Iconicity: Definition (Last Update: 12 January 2001)
See also the entries 'Icon' and 'Iconicity' by Göran Sonneson in Paul Bouissac (ed.) Encyclopedia of Semiotics (Oxford: OUP, 1998), 293-94 and 294-97; and the relevant entries in Winfried Nöth's Handbuch der Semiotik (Stuttgart: J.B. Metzler, 2000): esp. 'Ikon und Ikonizität', 193-98; 'Sprachliche Ikonizität', 329-31; 'Motivation', 340; 'Ikonizität und Konventionalität, 345-46; et passim.
Iconicity as a semiotic notion refers to a natural resemblance
or analogy between the form of a sign (‘the signifier’, be it a letter or sound,
a word, a structure of words, or even the absence of a sign) and the object or concept
(‘the signified’) it refers to in the world or rather in our perception of the world.
The similarity between sign and object may be due to common features inherent in
both: by direct inspection of the iconic sign we may glean true information about
its object. In this case we speak of ‘imagic’ iconicity (as in a portrait or in onomatopoeia,
e.g. ‘cuckoo’) and the sign is called an ‘iconic image.’
When we have a plurality of signs, the analogy may be more abstract: we then have
to do with diagrammatic iconicity which is based on a relationship between signs
that mirrors a similar relation between objects or actions (e.g. a temporal sequence
of actions is reflected in the sequence of the three verbs in Caesar’s dictum “veni,
vidi, vici”): in this instance, the sign (here the syntactic structure of three verbs)
is an ‘iconic diagram.’ Obviously, it is primarily diagrammatic iconicity that is
of great relevance to language and literary texts.

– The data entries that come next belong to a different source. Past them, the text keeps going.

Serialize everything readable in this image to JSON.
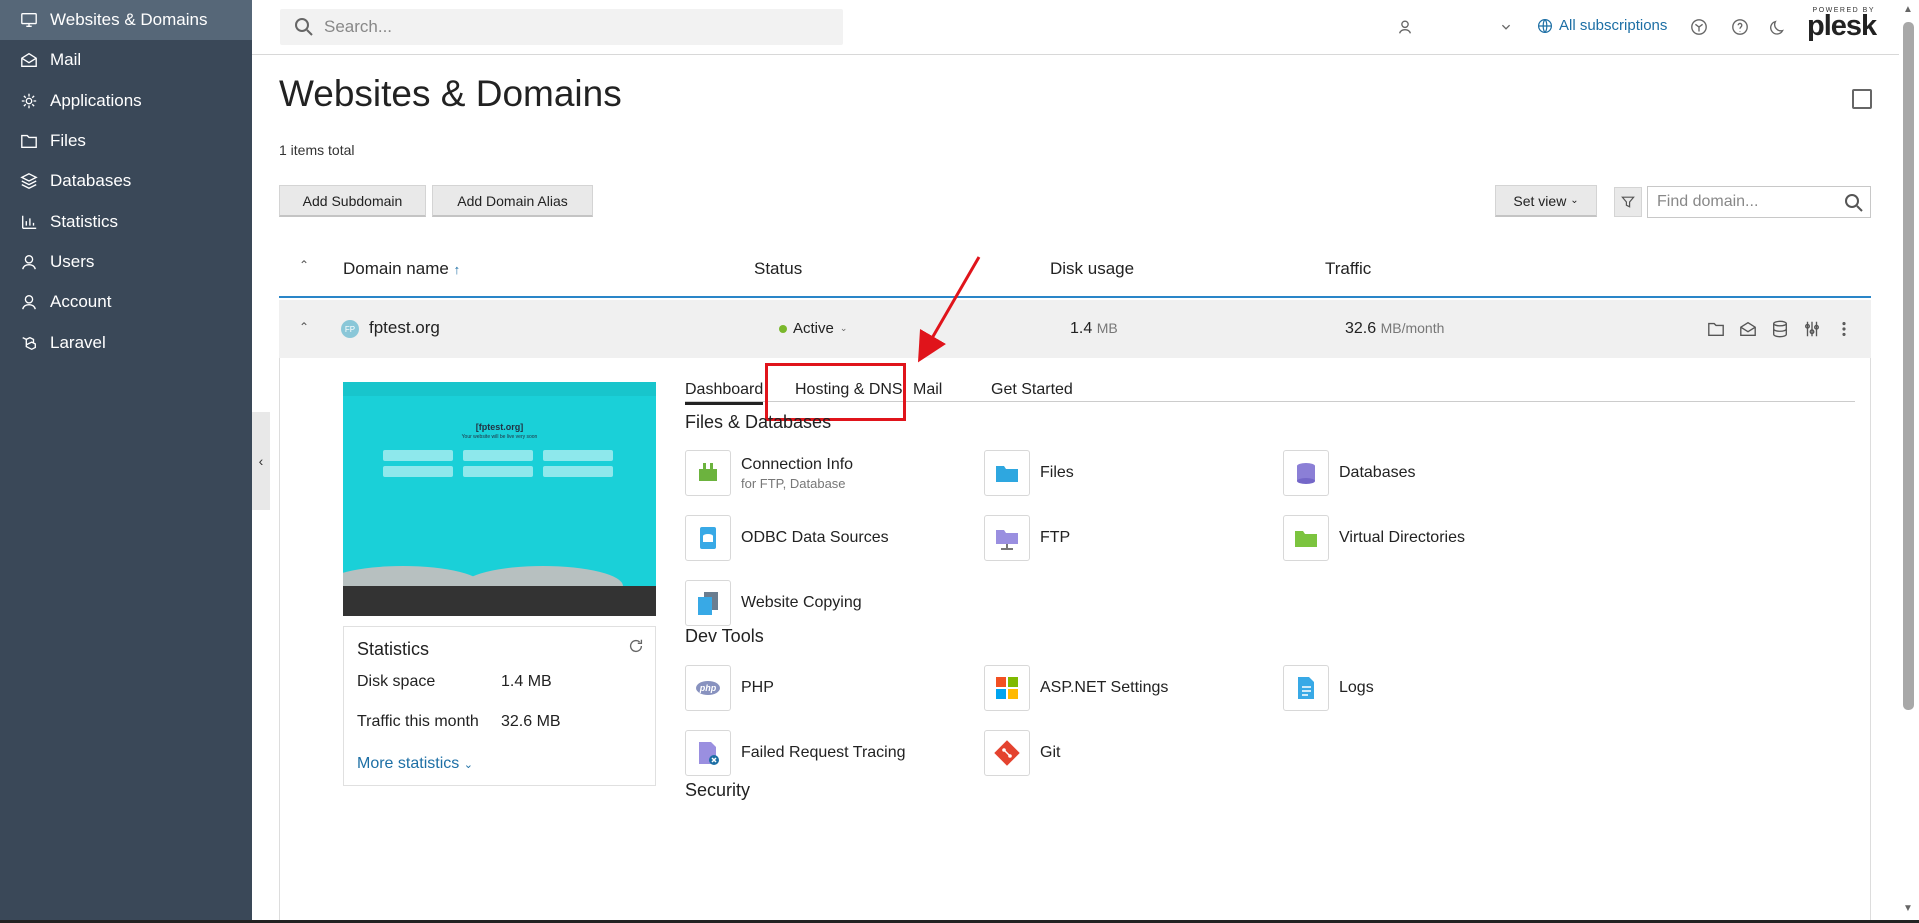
{
  "sidebar": {
    "items": [
      {
        "label": "Websites & Domains",
        "icon": "monitor-icon"
      },
      {
        "label": "Mail",
        "icon": "envelope-icon"
      },
      {
        "label": "Applications",
        "icon": "gear-icon"
      },
      {
        "label": "Files",
        "icon": "folder-icon"
      },
      {
        "label": "Databases",
        "icon": "database-icon"
      },
      {
        "label": "Statistics",
        "icon": "bar-chart-icon"
      },
      {
        "label": "Users",
        "icon": "user-icon"
      },
      {
        "label": "Account",
        "icon": "account-icon"
      },
      {
        "label": "Laravel",
        "icon": "laravel-icon"
      }
    ]
  },
  "topbar": {
    "search_placeholder": "Search...",
    "subscriptions_label": "All subscriptions",
    "brand_powered": "POWERED BY",
    "brand_name": "plesk"
  },
  "page": {
    "title": "Websites & Domains",
    "items_total": "1 items total",
    "add_subdomain": "Add Subdomain",
    "add_alias": "Add Domain Alias",
    "set_view": "Set view",
    "find_placeholder": "Find domain..."
  },
  "table": {
    "columns": [
      "Domain name",
      "Status",
      "Disk usage",
      "Traffic"
    ],
    "row": {
      "domain": "fptest.org",
      "status": "Active",
      "disk_value": "1.4",
      "disk_unit": "MB",
      "traffic_value": "32.6",
      "traffic_unit": "MB/month"
    }
  },
  "preview": {
    "site_title": "[fptest.org]",
    "site_subtitle": "Your website will be live very soon"
  },
  "stats": {
    "title": "Statistics",
    "disk_label": "Disk space",
    "disk_value": "1.4 MB",
    "traffic_label": "Traffic this month",
    "traffic_value": "32.6 MB",
    "more": "More statistics"
  },
  "tabs": [
    "Dashboard",
    "Hosting & DNS",
    "Mail",
    "Get Started"
  ],
  "sections": {
    "files_db": "Files & Databases",
    "dev_tools": "Dev Tools",
    "security": "Security"
  },
  "tools": {
    "connection_info": "Connection Info",
    "connection_info_sub": "for FTP, Database",
    "files": "Files",
    "databases": "Databases",
    "odbc": "ODBC Data Sources",
    "ftp": "FTP",
    "virtual_dirs": "Virtual Directories",
    "website_copying": "Website Copying",
    "php": "PHP",
    "aspnet": "ASP.NET Settings",
    "logs": "Logs",
    "failed_request": "Failed Request Tracing",
    "git": "Git"
  },
  "colors": {
    "sidebar_bg": "#3a4858",
    "sidebar_active": "#566778",
    "link": "#1d6fa5",
    "highlight": "#e0141b",
    "status_active": "#7ab82c"
  }
}
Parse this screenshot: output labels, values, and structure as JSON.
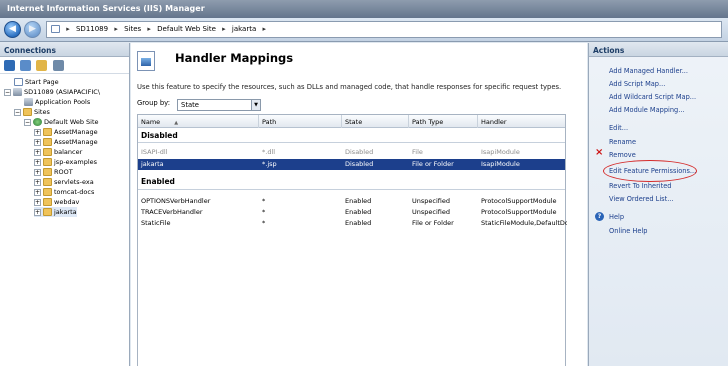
{
  "window": {
    "title": "Internet Information Services (IIS) Manager"
  },
  "address": {
    "crumbs": [
      "SD11089",
      "Sites",
      "Default Web Site",
      "jakarta"
    ],
    "separator": "▸"
  },
  "connections": {
    "title": "Connections",
    "tree": [
      {
        "label": "Start Page"
      },
      {
        "label": "SD11089 (ASIAPACIFIC\\"
      },
      {
        "label": "Application Pools"
      },
      {
        "label": "Sites"
      },
      {
        "label": "Default Web Site"
      },
      {
        "label": "AssetManage"
      },
      {
        "label": "AssetManage"
      },
      {
        "label": "balancer"
      },
      {
        "label": "jsp-examples"
      },
      {
        "label": "ROOT"
      },
      {
        "label": "servlets-exa"
      },
      {
        "label": "tomcat-docs"
      },
      {
        "label": "webdav"
      },
      {
        "label": "jakarta"
      }
    ]
  },
  "feature": {
    "title": "Handler Mappings",
    "description": "Use this feature to specify the resources, such as DLLs and managed code, that handle responses for specific request types.",
    "group_by_label": "Group by:",
    "group_by_value": "State"
  },
  "grid": {
    "columns": [
      "Name",
      "Path",
      "State",
      "Path Type",
      "Handler"
    ],
    "sort_indicator": "▲",
    "groups": [
      {
        "name": "Disabled",
        "rows": [
          {
            "name": "ISAPI-dll",
            "path": "*.dll",
            "state": "Disabled",
            "path_type": "File",
            "handler": "IsapiModule",
            "style": "disabled"
          },
          {
            "name": "jakarta",
            "path": "*.jsp",
            "state": "Disabled",
            "path_type": "File or Folder",
            "handler": "IsapiModule",
            "style": "selected"
          }
        ]
      },
      {
        "name": "Enabled",
        "rows": [
          {
            "name": "OPTIONSVerbHandler",
            "path": "*",
            "state": "Enabled",
            "path_type": "Unspecified",
            "handler": "ProtocolSupportModule",
            "style": ""
          },
          {
            "name": "TRACEVerbHandler",
            "path": "*",
            "state": "Enabled",
            "path_type": "Unspecified",
            "handler": "ProtocolSupportModule",
            "style": ""
          },
          {
            "name": "StaticFile",
            "path": "*",
            "state": "Enabled",
            "path_type": "File or Folder",
            "handler": "StaticFileModule,DefaultDoc",
            "style": ""
          }
        ]
      }
    ]
  },
  "actions": {
    "title": "Actions",
    "items": [
      "Add Managed Handler...",
      "Add Script Map...",
      "Add Wildcard Script Map...",
      "Add Module Mapping...",
      "Edit...",
      "Rename",
      "Remove",
      "Edit Feature Permissions...",
      "Revert To Inherited",
      "View Ordered List...",
      "Help",
      "Online Help"
    ],
    "remove_icon": "×",
    "help_icon": "?"
  },
  "colors": {
    "selection": "#1c3f8c",
    "link": "#1c3f8c",
    "remove": "#cc1111",
    "annotation_circle": "#d42a2a"
  }
}
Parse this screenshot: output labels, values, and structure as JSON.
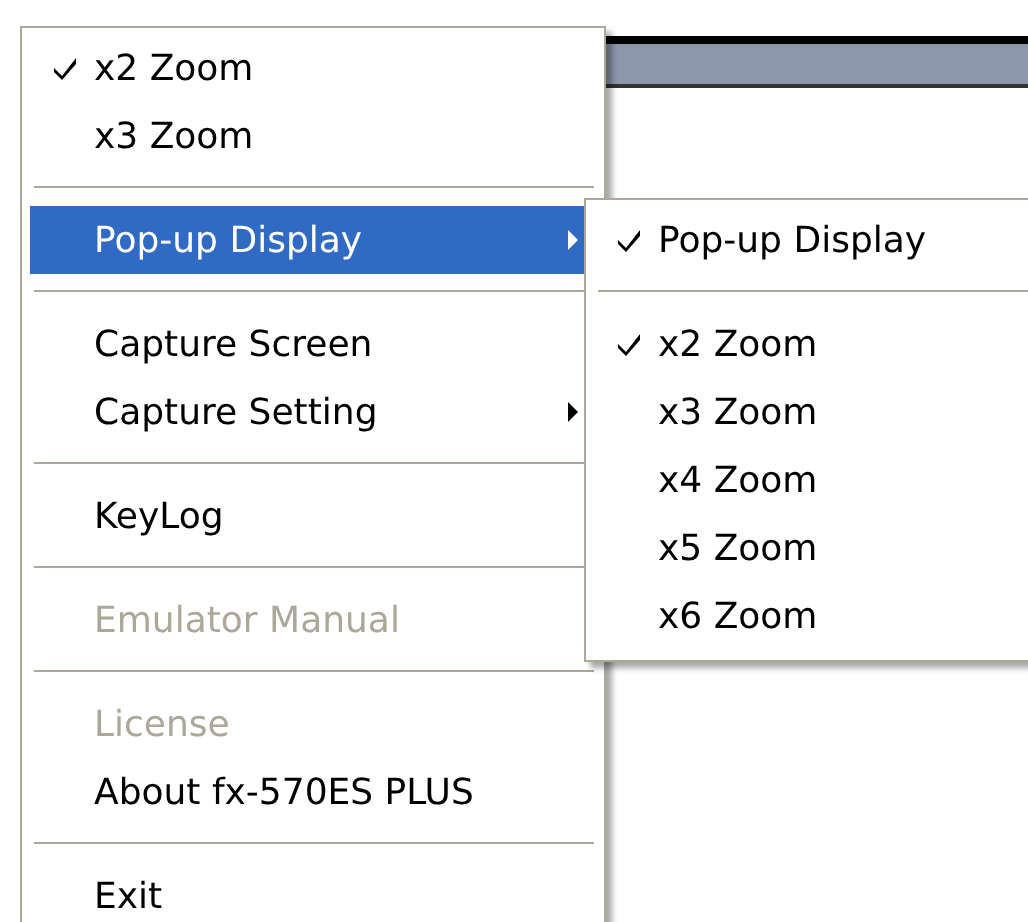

Both imagic and diagrammatic iconicity are not clean-cut categories
but form a continuum on which the iconic instances run from almost perfect mirroring
(i.e. a semiotic relationship that is virtually independent of any individual language)
to a relationship that becomes more and more suggestive and also more and more language-dependent.
A similar continuum informs the categories of what has been termed primary diagrammatic
iconicity and second degree diagrammatic iconicity. In the first there is still some
language independent (semiotic) relation present, e.g. temporal order – as in the
“veni, vidi, vici”-example. In the second category, the semiotic relation has become
marginal and it is the linguistic relation between the forms used that suggests a
similar relation between the concepts it refer to. Thus in the “veni, vidi, vici”-example
above, the formal similarity of the three verbs iconically also reflects a similarity
of the three actions referred to. For this formal concordance additionally emphasises
the ease with which Caesar’s conquest took place: each verb consists of two syllables,
each syllable (formed by a consonant and vowel) is of the same length and each starts
with the same consonant (v). This type of second-degree iconicity plays a role in
folk etymology, in word formation, in sound-symbolism, and it is used to great effect
in poetry.
Contrary to the Saussurean idea that language is fundamentally if not exclusively
arbitrary (or in semiotic terms, ‘symbolic’), considerable linguistic research in
the twentieth century has shown that iconicity operates at every level of language
(phonology, morphology, syntax) and in practically every known language. Recent literary
criticism has confirmed that iconicity is also pervasive in the literary text, from
its prosody and rhyme, its lineation, stanzaic ordering, its textual and narrative
structure to its typographic layout on the page.
Quite generally, it is important to realise that the perception of iconicity in language
and literary texts is semantically motivated. Hence, the interpretative process must
always move from meaning to form and never the other way round. Thus, the perception
of iconic features in language and literature depends on an interpreter who is capable
of connecting meaning with its formal expression. What is true of all signs is also
true of an iconic sign: it is not self-explanatory.